[JURIST] The Department of Justice (DOJ) [official website] clarified its stance on online gambling in a memorandum opinion [text, PDF] released Friday holding online non-sports related gambling that crosses state or international borders is not covered by the Wire Act of 1961 [text]. The opinion dealt with the online, out-of-state sale of lottery tickets in Illinois and New York, but could open the door for online gambling as a whole. Specifically, the opinion suggests that the Wire Act was only meant to regulate sporting events instead of all online gambling. The opinion centers around the interpretation of one section of the Wire Act which states: “Whoever being engaged in the business of betting or wagering knowingly uses a wire communication facility for the transmission in interstate or foreign commerce of bets or wagers or information assisting in the placing of bets or wagers on any sporting event or contest…shall be fined under this title or imprisoned not more than two years, or both.” The DOJ limited its interpretation of the law:
Given that the Wire Act does not reach interstate transmissions of wire communications that do not relate to a ‘sporting event or contest’ and that the state-run lotteries proposed by New York and Illinois do not involve sporting events or contests, we conclude that the Wire Act does not prohibit the lotteries described in these proposals.

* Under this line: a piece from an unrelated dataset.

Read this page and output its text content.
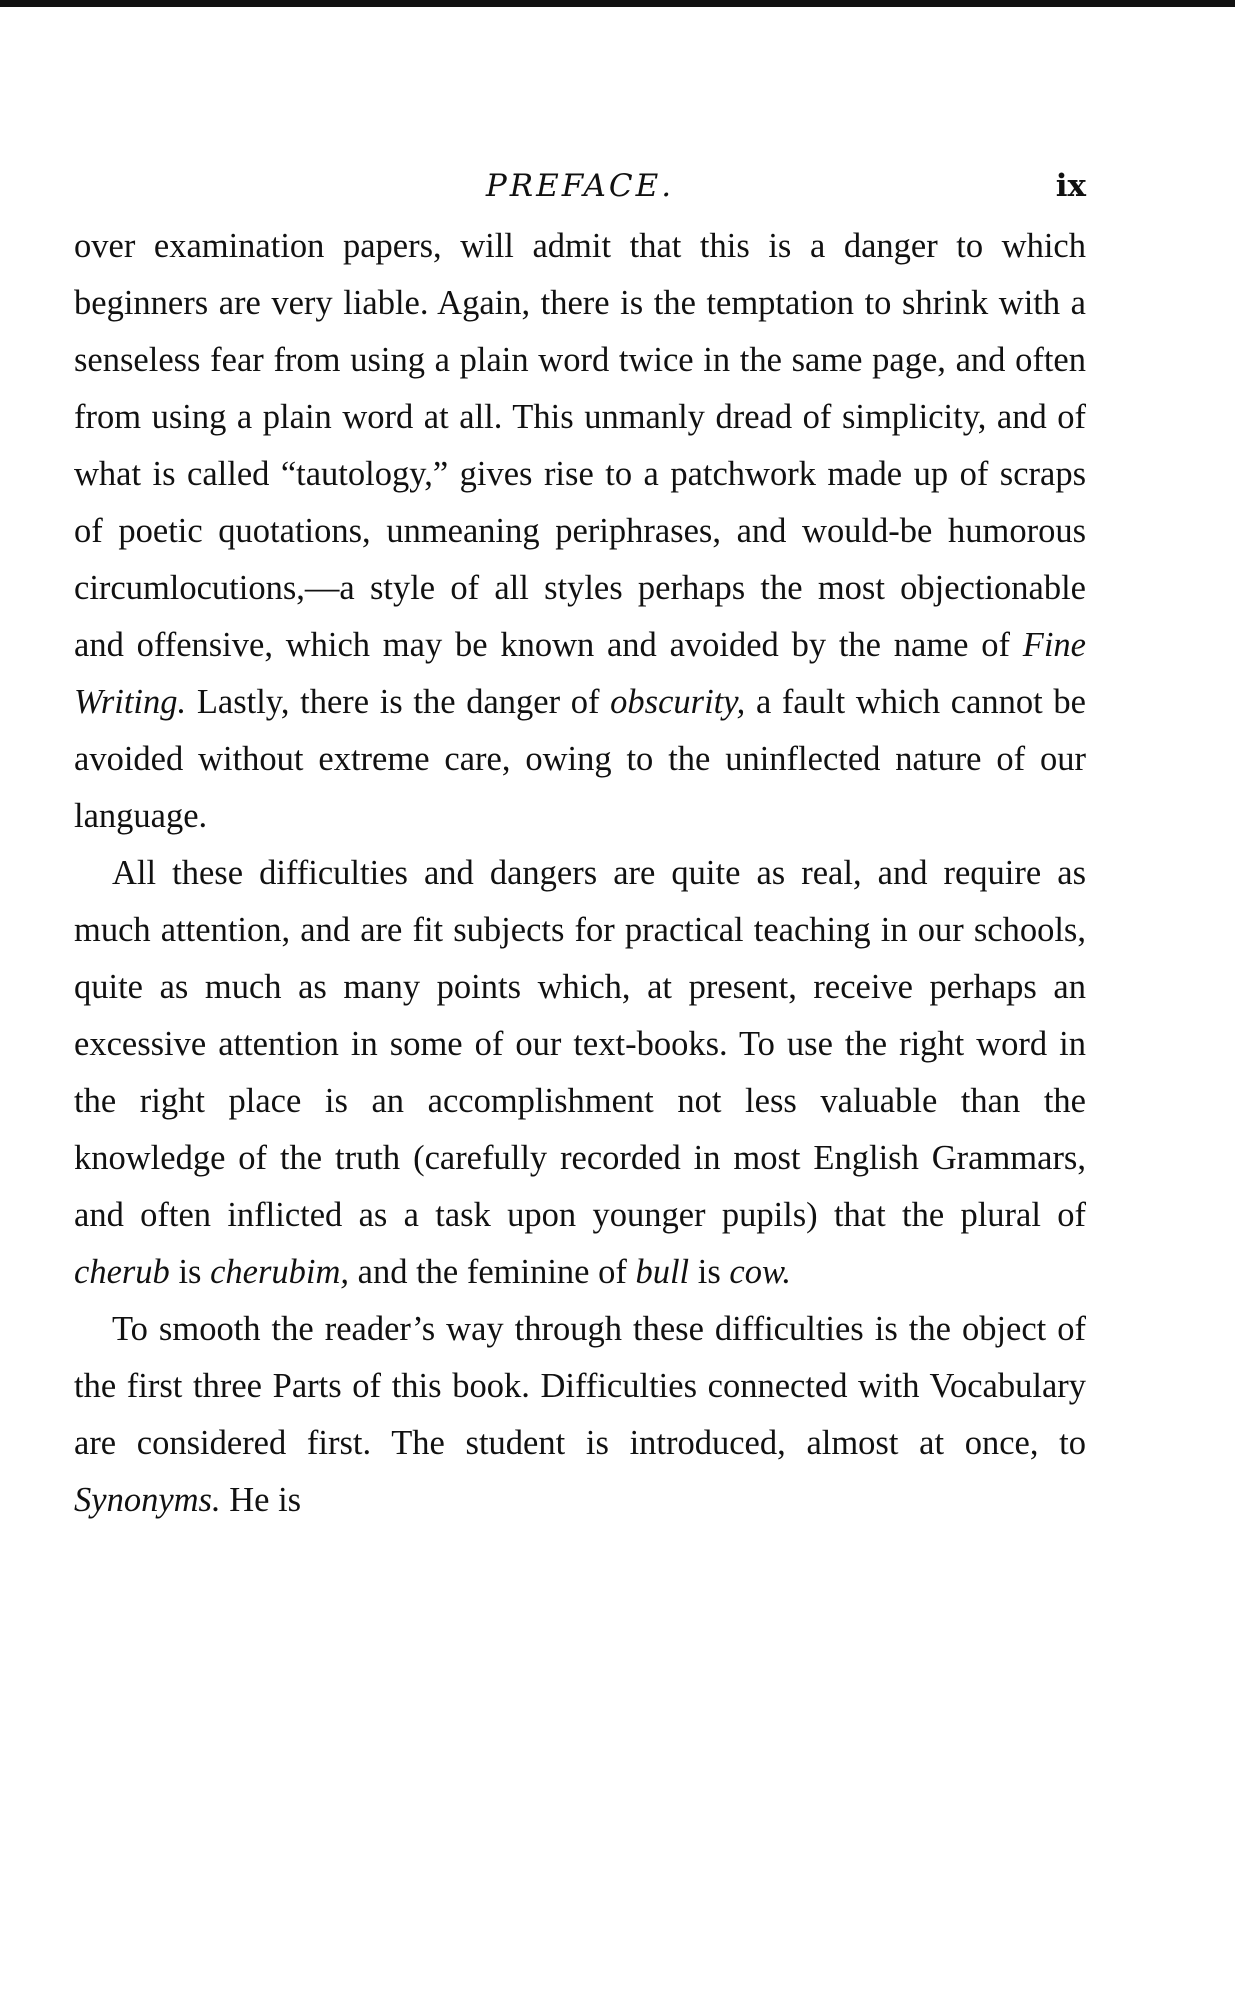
PREFACE.	ix

over examination papers, will admit that this is a danger to which beginners are very liable. Again, there is the temptation to shrink with a senseless fear from using a plain word twice in the same page, and often from using a plain word at all. This unmanly dread of simplicity, and of what is called “tautology,” gives rise to a patchwork made up of scraps of poetic quotations, unmeaning periphrases, and would-be humorous circumlocutions,—a style of all styles perhaps the most objectionable and offensive, which may be known and avoided by the name of Fine Writing. Lastly, there is the danger of obscurity, a fault which cannot be avoided without extreme care, owing to the uninflected nature of our language.

All these difficulties and dangers are quite as real, and require as much attention, and are fit subjects for practical teaching in our schools, quite as much as many points which, at present, receive perhaps an excessive attention in some of our text-books. To use the right word in the right place is an accomplishment not less valuable than the knowledge of the truth (carefully recorded in most English Grammars, and often inflicted as a task upon younger pupils) that the plural of cherub is cherubim, and the feminine of bull is cow.

To smooth the reader’s way through these difficulties is the object of the first three Parts of this book. Difficulties connected with Vocabulary are considered first. The student is introduced, almost at once, to Synonyms. He is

The opinion shifts the administration’s stance in a way that could allow non-sports related interstate online gambling under federal law. The DOJ’s opinion ends by saying its stance needs to be reconciled with existing federal legislation.
The Wire Act is not the only law affecting online gambling. In November, New Jersey passed Public Question 1 [JURIST report] by a 65 percent margin, amending the New Jersey constitution [text] to legalize sports gambling. The Washington Supreme Court [official website] ruled last year that a state ban on online gambling [JURIST report] is constitutional. That month, the EU Court of Justice (ECJ) [official website] delivered three judgments striking down gambling restrictions [JURIST report] in Germany because the regulations were not designed to protect public interest. The ECJ upheld a Swedish law restricting Internet gambling [JURIST report]. The Unlawful Internet Gambling Enforcement Act of 2006 (UIGEA) [HR 4411 summary] bans banks and financial institutions from intentionally accepting payments from credit cards, checks, or electronic fund transfers related to unlawful Internet bets. This act was passed by George W. Bush in 2006, but enforcement of the bill was delayed [JURIST reports] by the Obama Administration in 2009.